O que se expressa hoje nas ruas se não é uma defesa do governo que foi destituído? Não é para Vizcarra ou para salvar o quadro institucional liberal da comunidade empresarial, mas para evitar a consumação da podridão no poder que milhares estão marchando hoje.

 

Vamos destacar isso: vemos repetida a racionalidade de um Estado neoliberal como o peruano, capaz de suspender instituições (sempre movidas pela desaprovação civil) para evitar um transbordamento maior de destituição (como no caso chileno). Parlamentares ou presidentes podem desaparecer e a máquina continuará funcionando. Estamos diante de uma “ditadura de ninguém”, como indicou em outro momento o sociólogo peruano Félix Reátegui?

 

Se retirar pedaços de dentro é a forma que o neoliberalismo peruano tem de recuar e evitar a durabilidade e o agravamento da crise, como podemos responder de forma original além dos slogans com os quais todos concordamos?

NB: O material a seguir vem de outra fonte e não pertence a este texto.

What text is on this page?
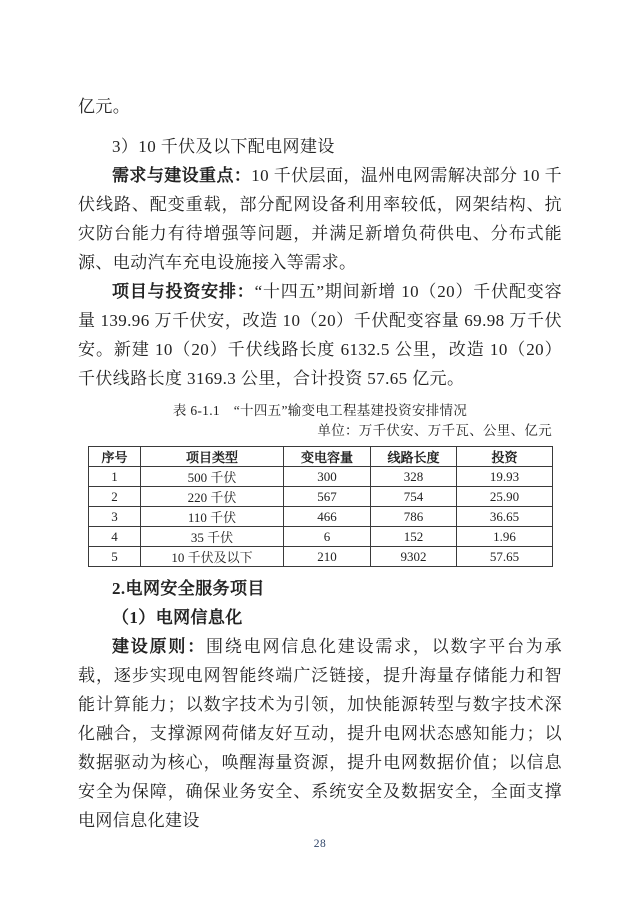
亿元。

3）10 千伏及以下配电网建设

需求与建设重点：10 千伏层面，温州电网需解决部分 10 千伏线路、配变重载，部分配网设备利用率较低，网架结构、抗灾防台能力有待增强等问题，并满足新增负荷供电、分布式能源、电动汽车充电设施接入等需求。

项目与投资安排：“十四五”期间新增 10（20）千伏配变容量 139.96 万千伏安，改造 10（20）千伏配变容量 69.98 万千伏安。新建 10（20）千伏线路长度 6132.5 公里，改造 10（20）千伏线路长度 3169.3 公里，合计投资 57.65 亿元。

表 6-1.1　“十四五”输变电工程基建投资安排情况
单位：万千伏安、万千瓦、公里、亿元
序号	项目类型	变电容量	线路长度	投资
1	500 千伏	300	328	19.93
2	220 千伏	567	754	25.90
3	110 千伏	466	786	36.65
4	35 千伏	6	152	1.96
5	10 千伏及以下	210	9302	57.65

2.电网安全服务项目

（1）电网信息化

建设原则：围绕电网信息化建设需求，以数字平台为承载，逐步实现电网智能终端广泛链接，提升海量存储能力和智能计算能力；以数字技术为引领，加快能源转型与数字技术深化融合，支撑源网荷储友好互动，提升电网状态感知能力；以数据驱动为核心，唤醒海量资源，提升电网数据价值；以信息安全为保障，确保业务安全、系统安全及数据安全，全面支撑电网信息化建设

28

Queremos um processo constituinte, sim. E estamos lutando por isso. Mas a impressão que se tem da esquerda é que já definiram todas as saídas para um momento excepcional de interrupção com o presente. Os acontecimentos dos últimos anos – entre perdões, exonerações presidenciais e dissoluções parlamentares – abriram outros caminhos de mobilização, enfrentamento e organização contra um modelo além dos canais institucionais.

 

Como acompanhar as incertezas e que espaço damos ao surgimento de uma novidade política?

 

O filósofo argentino León Rozitchner em “The Left Without a Subject” questionou se estávamos pensando sobre a razão sem colocar o nosso corpo nela. “O problema é terrível: como podemos produzir o oposto do que o capitalismo, com todo o seu sistema de produção de homens e mulheres, produz?” Dependerá se a desobediência plebéia prefigura um possível “horizonte comunitário-popular” em suas lutas, que não depende apenas da possibilidade do partido reformista (que com as melhores intenções, talvez, só consegue administrar um Estado intrinsecamente neoliberal) e que ao mesmo tempo, não desista de suas demandas políticas por uma vida decente. O processo está aberto e pronto para nos dar as alianças de que precisamos para a sociedade que queremos.